El primer ministro británico reiteró este sábado en un encuentro con medios de comunicación en Londres que si bien los resultados electorales eran "muy duros", no tenía intención de abandonar su cargo "sumiendo al país en el caos" y prefería volver a ganarse la confianza de los electores con una nueva hoja de ruta para el resto de la legislatura.

"Creo que tenemos que establecer el camino a seguir. Es lo que pretendo hacer en los próximos días. Cómo reestructuramos, cómo devolvemos a la gente la esperanza en el futuro. Porque no lo hemos hecho lo suficiente", aseguró.

En un artículo en 'The Guardian', Starmer también asumió en primera persona los "errores innecesarios" cometidos por su Gobierno durante su tiempo al frente del país.

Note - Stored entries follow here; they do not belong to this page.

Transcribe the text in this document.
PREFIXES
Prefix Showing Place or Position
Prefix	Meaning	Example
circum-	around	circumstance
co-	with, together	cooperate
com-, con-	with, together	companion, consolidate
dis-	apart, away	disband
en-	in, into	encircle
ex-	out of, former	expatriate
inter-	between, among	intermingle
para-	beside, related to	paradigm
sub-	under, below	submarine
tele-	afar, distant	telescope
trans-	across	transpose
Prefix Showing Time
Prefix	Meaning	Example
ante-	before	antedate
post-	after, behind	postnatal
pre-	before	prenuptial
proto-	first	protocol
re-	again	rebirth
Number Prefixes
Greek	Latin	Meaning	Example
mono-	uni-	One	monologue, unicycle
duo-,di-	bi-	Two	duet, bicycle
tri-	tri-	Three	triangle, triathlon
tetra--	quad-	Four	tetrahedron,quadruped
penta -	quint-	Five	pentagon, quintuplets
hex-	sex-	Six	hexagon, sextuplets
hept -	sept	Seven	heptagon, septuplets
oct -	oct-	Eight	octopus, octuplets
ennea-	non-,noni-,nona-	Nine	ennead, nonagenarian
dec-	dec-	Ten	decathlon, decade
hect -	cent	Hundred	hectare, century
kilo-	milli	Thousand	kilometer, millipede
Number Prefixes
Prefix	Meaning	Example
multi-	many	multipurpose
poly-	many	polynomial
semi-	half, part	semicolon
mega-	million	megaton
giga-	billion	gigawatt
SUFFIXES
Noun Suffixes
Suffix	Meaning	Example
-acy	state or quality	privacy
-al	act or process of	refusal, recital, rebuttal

Entre las decisiones más criticadas, sus recortes de ayudas a los pensionistas o el nombramiento del exministro Peter Mandelson, con vínculos con el pedófilo Jeffrey Epstein, como embajador en Washington.

Otra de las bazas de Starmer es su política de acercamiento con la Unión Europea cuando se cumplen casi diez años del referéndum del Brexit, con acuerdos comerciales, de seguridad y de defensa; o con la vuelta británica al programa de intercambio Erasmus+ en 2027.

Como primer movimiento de esta reestructuración, nombró hoy al ex primer ministro británico Gordon Brown (2007-2010) como su nuevo enviado especial para Finanzas y Cooperación Global, así como a la exvicepresidenta del Partido Laborista Harriet Harman como su asesora en temas relacionados con la mujer.

El nombramiento de ambas figuras, con gran veteranía y respeto en el seno del partido laborista, se podría interpretar como una estrategia 'in extremis' de Starmer para tratar de reforzar su autoridad a nivel interno, mientras entre sus filas crecen las voces que opinan que debería dimitir como líder o, al menos, planificar su salida de Downing Street.

Una "transición ordenada"

La última en pronunciarse ha sido la diputada laborista Catherine West, que aseguró este sábado en la red social X que el partido requiere un nuevo liderazgo para cumplir con sus promesas de cambio: "Sé que hablo por más personas al desear que (Starmer) dé un paso al lado como nuestro líder".

Poco después, otro diputado de la formación, Tony Vaughan, opinó que el partido ha quedado "maniatado" por los errores de Starmer y abogó por llevar a cabo una "transición ordenada" hacia un nuevo líder de partido con "visión clara, convicción y capacidad de inspirar" para tener opciones en las próximas citas electorales.

El principal problema es que, a día de hoy, no hay un claro reemplazo para Starmer, ni en el 10 de Downing Street ni al frente de los laboristas.

Entre los nombres que más suenan está el del ministro de Sanidad, Wes Streeting; el del alcalde de Mánchester, Andy Burnham -aunque tendría que conseguir primero un escaño parlamentario-; o el de la ex vice primera ministra Angela Rayner, que fue 'número dos' de Starmer y dimitió en septiembre tras un escándalo de impuestos por su vivienda.